I grow more and more detached each day. The shade from my mental issues reaches further each day. As the days grow longer, the darkness becomes too bright, saturating the landscape of my mind like a sunrise of nettles. The days are sometimes too much to even face; I force myself into a mode of contentment. Staring at a faceless mass in the mirror, not knowing who I am anymore. This shell of mine walks through time like a snail in a salt factory, making some days totally unbearable and believable.
Is this really our reality? Multiple times a day, I feel a blanket of anxiety, seeing shadows and figures that I’ve been told are not there—sounds and words from the darkest corners of my mind blaring over a loudspeaker.I have been noticing my days elongating, stretching the fabric of time until something tears. Usually, my mind shreds to fibers realizing this. My perception of time begins to be panic-inducing, breaking my psyche when I realize I'm on the same day from three days ago, prolonging my torture and amplifying my anxiety. Taking prescription medications for hallucinations and panic attacks only adds side effects at this point. Nausea and vomiting in the morning every day from not being able to sleep past 4 AM puts me in a great mood to start the day, drained of all energy and will to put effort into my day.
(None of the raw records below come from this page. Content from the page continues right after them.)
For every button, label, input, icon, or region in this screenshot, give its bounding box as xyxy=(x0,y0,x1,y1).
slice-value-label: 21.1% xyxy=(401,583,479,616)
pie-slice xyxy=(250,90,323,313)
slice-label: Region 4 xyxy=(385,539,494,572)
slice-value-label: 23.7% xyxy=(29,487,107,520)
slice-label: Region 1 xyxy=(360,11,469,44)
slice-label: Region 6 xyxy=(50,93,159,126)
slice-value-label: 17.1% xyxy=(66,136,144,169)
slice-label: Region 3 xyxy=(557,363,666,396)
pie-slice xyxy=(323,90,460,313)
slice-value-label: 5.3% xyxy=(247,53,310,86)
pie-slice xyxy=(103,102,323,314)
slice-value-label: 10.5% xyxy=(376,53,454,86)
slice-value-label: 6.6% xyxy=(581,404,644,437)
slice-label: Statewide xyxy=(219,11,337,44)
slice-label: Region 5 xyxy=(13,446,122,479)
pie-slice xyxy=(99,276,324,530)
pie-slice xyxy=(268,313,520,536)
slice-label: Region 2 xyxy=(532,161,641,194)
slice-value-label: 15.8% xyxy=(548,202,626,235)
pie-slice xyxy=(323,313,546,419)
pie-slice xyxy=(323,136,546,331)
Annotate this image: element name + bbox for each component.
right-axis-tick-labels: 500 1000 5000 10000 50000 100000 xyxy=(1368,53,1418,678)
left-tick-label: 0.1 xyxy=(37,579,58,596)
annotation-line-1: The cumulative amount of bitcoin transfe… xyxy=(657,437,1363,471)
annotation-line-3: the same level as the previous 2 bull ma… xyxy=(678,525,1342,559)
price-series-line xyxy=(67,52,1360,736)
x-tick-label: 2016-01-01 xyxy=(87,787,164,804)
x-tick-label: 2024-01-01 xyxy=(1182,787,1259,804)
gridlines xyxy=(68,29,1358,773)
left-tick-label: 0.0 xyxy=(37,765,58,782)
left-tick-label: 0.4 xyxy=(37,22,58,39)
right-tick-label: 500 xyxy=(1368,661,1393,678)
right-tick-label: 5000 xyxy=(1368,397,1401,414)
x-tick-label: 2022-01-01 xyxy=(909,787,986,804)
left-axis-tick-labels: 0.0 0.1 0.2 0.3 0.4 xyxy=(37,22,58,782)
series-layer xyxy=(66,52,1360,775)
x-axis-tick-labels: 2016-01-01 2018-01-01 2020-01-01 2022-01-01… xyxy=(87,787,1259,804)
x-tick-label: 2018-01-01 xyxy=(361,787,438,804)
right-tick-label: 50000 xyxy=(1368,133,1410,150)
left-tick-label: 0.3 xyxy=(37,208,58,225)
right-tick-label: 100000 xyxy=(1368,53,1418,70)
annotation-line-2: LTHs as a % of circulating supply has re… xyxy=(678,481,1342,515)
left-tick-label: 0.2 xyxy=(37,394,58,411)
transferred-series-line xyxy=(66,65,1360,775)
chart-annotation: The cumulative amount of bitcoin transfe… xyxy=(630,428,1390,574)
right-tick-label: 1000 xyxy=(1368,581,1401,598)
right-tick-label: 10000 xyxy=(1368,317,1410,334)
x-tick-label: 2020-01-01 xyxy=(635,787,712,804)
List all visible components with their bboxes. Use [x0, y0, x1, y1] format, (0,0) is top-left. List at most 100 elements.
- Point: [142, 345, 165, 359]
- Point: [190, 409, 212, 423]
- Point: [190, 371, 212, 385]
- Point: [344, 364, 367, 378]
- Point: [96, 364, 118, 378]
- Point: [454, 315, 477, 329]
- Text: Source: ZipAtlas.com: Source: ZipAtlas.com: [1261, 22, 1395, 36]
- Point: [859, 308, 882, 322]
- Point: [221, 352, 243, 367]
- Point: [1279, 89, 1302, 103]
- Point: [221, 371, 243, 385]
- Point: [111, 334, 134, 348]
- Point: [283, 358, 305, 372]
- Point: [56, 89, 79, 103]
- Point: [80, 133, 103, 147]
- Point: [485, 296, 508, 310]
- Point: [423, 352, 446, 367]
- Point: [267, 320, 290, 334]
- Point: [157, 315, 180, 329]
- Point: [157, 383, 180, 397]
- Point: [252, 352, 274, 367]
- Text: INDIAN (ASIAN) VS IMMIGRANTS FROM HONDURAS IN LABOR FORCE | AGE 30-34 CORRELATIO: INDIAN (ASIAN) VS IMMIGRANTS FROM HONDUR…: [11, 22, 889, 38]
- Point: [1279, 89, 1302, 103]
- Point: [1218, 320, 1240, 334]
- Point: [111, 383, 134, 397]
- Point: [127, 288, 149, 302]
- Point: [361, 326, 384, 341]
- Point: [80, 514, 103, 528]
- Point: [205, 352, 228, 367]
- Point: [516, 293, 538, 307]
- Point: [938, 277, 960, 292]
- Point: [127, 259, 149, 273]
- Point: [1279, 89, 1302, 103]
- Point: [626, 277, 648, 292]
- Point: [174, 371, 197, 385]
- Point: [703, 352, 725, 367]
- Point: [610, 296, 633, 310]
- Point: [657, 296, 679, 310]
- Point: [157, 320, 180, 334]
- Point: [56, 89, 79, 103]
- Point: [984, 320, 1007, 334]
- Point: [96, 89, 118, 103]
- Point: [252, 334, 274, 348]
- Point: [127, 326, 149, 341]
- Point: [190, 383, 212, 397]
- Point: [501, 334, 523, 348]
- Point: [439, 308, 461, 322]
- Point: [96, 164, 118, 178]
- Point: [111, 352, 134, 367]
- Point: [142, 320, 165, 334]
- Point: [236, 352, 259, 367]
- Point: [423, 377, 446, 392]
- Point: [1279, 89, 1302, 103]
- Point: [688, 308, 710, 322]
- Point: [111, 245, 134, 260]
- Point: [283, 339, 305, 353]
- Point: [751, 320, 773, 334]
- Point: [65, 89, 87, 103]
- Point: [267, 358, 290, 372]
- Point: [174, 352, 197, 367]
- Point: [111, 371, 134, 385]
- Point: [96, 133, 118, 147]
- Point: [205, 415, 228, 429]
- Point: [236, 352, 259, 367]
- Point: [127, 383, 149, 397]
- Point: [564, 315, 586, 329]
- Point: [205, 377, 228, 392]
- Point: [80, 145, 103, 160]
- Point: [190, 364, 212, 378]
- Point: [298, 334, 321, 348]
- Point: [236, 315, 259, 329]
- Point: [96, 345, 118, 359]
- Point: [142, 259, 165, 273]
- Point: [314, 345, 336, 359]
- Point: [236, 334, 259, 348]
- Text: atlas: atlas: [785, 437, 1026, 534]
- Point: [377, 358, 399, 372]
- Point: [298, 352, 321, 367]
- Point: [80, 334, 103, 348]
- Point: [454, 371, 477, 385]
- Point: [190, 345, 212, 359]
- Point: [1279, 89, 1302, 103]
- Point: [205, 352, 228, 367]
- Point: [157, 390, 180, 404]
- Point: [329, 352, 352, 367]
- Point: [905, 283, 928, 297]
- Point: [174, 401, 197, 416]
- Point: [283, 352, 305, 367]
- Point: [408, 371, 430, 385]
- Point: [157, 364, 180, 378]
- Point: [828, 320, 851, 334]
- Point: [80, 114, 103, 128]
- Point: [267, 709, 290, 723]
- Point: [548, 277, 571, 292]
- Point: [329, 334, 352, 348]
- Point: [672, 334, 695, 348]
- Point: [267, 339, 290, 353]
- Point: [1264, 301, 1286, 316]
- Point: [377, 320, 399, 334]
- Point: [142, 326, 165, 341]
With this cursed perspective of time, I have started to notice the overlaps in my perception and reality—code overwritten because there is too much information for reality to process. This has given me the sensation of being watched or in a simulation, somewhat like The Truman Show, noticing things that are too coincidental. Like a computer program that only has a finite amount of memory to operate its systems on, information will be replicated and utilized for blank space. I really try not to follow the white rabbit, but sometimes Wonderland is better than reality.